It was grand to see how the wind awoke, and bent the trees, and drove the rain before it like a cloud of smoke; and to hear the solemn thunder, and to see the lightning; and while thinking with awe of the tremendous powers by which our little lives are encompassed, to consider how beneficent they are, and how upon the smallest flower and leaf there was already a freshness poured from all this seeming rage, which seemed to make creation new again.

This quotation appears in chapter 18, “Lady Dedlock,” one week after Esther saw Lady Dedlock for the first time and felt a strange connection to her. Esther, Ada, and Mr. Jarndyce, who are visiting Mr. Boythorn in Lincolnshire, wait out a violent storm in a keeper’s lodge, and Esther makes these observations as she looks out from the doorway. This is not the first time Esther has contemplated that she has benefited from the kindness of others or even from “tremendous powers,” but the placement of this particular meditation is significant since it follows her first sighting of Lady Dedlock.
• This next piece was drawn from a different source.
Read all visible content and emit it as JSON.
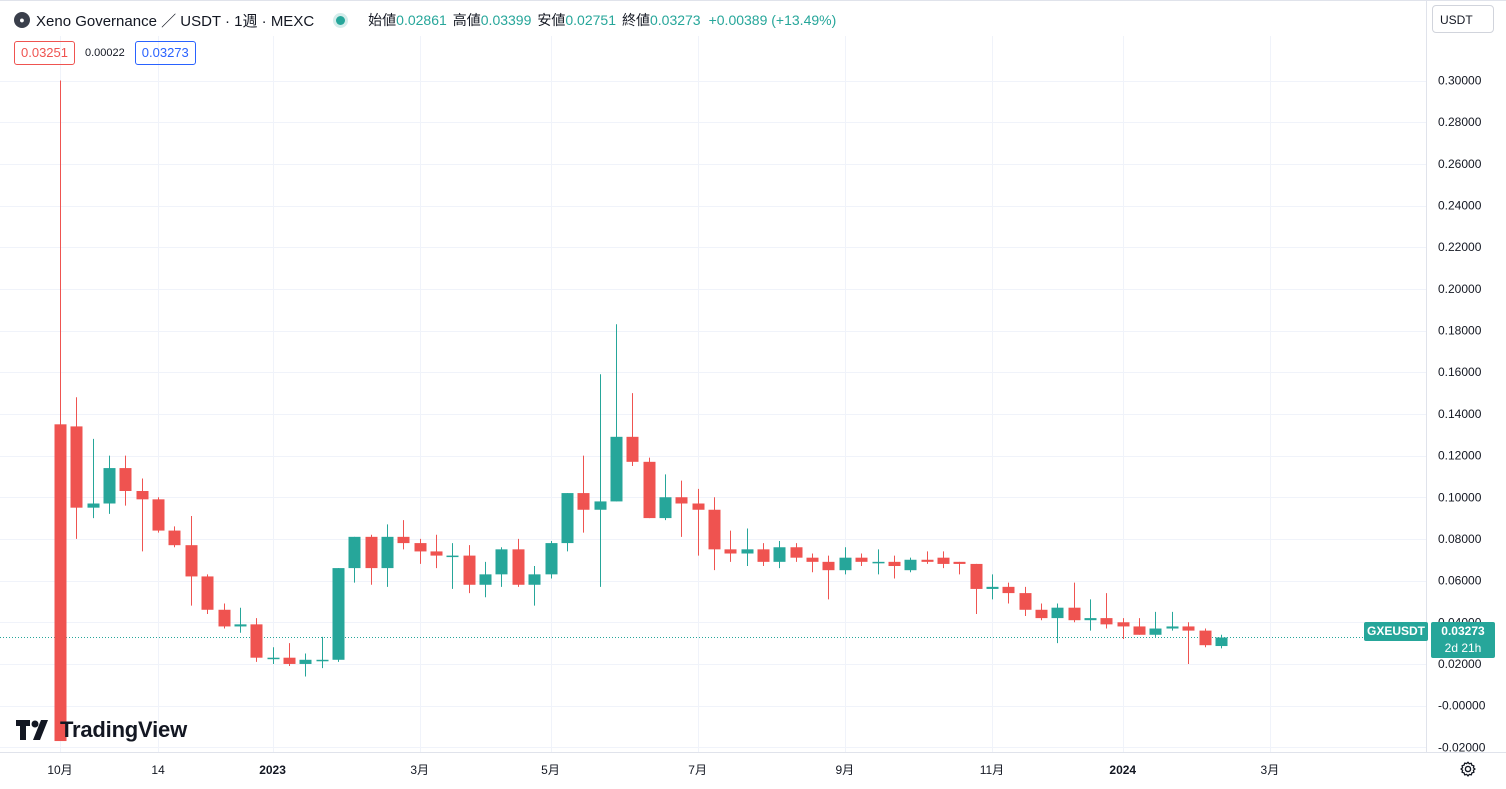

The storm seems to be significantly timed, as if the seeing Lady Dedlock for the first time shook the world itself. The storm suggests a disruption or a disturbance, mirroring in larger form the violent beating of Esther’s heart when she spotted Lady Dedlock in the church. Although Esther’s observations are idle and content, there is an element of suspense, even foreboding, to the storm.

Immediately after Esther makes these observations, Lady Dedlock speaks to the group—unbeknownst to them, she had been in the lodge as well. She greets Esther indifferently and seems to ignore her, but her coldness takes on new meaning when we eventually discover Lady Dedlock’s secret. Indeed, it is the discovery of this secret along with the violent events that follow it that will ultimately shape Esther’s life most dramatically.